O Revalida é um procedimento de revalidação que se assemelha a um concurso público, possuindo edital e regras próprias, porém se difere da revalidação simplificada, pois possui a obrigatoriedade da realização de provas técnicas.

 

Provas essas que representam verdadeiros obstáculos aos profissionais de medicina que desejam trabalhar no Brasil.

 

 Mas antes que você se desespere, eu preciso te contar que existe a possibilidade de realizar a revalidação simplificada do curso de medicina no Brasil, porém é necessário cumprir alguns requisitos específicos.

 

Sobre isso, eu preparei um conteúdo detalhado e específico neste link:

 

Quais os requisitos para a revalidação simplificada de medicina

 

Agora para você entender melhor os requisitos para a revalidação simplificada irei te contar tudo sobre quais documentos você precisa ter antes de solicitar a revalidação simplificada.

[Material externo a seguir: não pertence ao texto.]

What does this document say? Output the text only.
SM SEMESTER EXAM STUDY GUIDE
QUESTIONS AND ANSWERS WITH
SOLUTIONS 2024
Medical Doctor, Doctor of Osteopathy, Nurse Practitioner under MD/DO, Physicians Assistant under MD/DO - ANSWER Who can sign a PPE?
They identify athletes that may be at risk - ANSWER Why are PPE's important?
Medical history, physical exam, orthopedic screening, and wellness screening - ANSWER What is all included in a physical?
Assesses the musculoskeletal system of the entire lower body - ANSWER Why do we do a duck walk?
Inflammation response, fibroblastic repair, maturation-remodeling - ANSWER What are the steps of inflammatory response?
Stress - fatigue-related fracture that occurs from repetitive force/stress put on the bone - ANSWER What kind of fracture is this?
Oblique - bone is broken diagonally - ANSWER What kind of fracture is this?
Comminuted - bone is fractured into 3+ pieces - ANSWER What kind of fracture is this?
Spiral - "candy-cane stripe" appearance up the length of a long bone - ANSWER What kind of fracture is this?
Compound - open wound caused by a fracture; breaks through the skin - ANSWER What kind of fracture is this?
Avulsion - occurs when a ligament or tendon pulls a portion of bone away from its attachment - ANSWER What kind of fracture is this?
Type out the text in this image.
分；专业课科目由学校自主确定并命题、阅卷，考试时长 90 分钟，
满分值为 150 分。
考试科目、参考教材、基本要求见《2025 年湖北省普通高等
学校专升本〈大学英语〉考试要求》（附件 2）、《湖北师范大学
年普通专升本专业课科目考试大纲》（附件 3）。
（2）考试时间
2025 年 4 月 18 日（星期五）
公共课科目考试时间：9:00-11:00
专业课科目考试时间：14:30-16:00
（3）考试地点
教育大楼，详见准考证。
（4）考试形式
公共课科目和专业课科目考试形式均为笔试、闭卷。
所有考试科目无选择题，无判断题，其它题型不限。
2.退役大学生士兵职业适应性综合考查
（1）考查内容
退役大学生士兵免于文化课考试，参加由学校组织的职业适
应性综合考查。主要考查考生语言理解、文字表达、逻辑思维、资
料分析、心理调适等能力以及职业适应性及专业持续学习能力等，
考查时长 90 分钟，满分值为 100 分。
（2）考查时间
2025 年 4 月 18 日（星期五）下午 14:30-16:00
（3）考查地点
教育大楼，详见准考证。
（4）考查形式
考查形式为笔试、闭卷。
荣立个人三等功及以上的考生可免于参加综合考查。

2. Quais documentos são necessários para dar entrada no pedido?

A primeira coisa que eu preciso te contar é que existe diferença entre a revalidação simplificada de diplomas de graduação e Pós-graduação, inclusive em relação ao procedimento e os requisitos documentais.

 

A revalidação simplificada de diplomas de graduação também é conhecida como revalidação simplificada.

 

Já a revalidação simplificada de diplomas de pós-graduação é conhecido como reconhecimento de diplomas e realizado de acordo com a revalidação simplificada.

 

Agora que já fizemos essa diferenciação vamos abordar quais documentos são necessários para cada uma delas separadamente.

2.1 Documentos para a revalidação simplificada de diplomas de graduação (revalidação simplificada).

De forma simplificada, os documentos necessários são:

 

  • RG/CPF;
  • Comprovante de residência;
  • Diploma apostilado com Haya ou Selo Consular;
  • Histórico de Notas com apostila de Haya ou Selo Consular;
  • Plano Analítico com apostila de Haya ou Selo Consular;
  • Nominata;
  • Cadastro no SEI;
  • Procuração.

 

Em relação a esses documentos preparamos um artigo completo sobre a relação de documentos necessários.

 

Vale muito a leitura.

2.2 Documentos para a revalidação simplificada de diplomas de Pós-graduação (reconhecimento).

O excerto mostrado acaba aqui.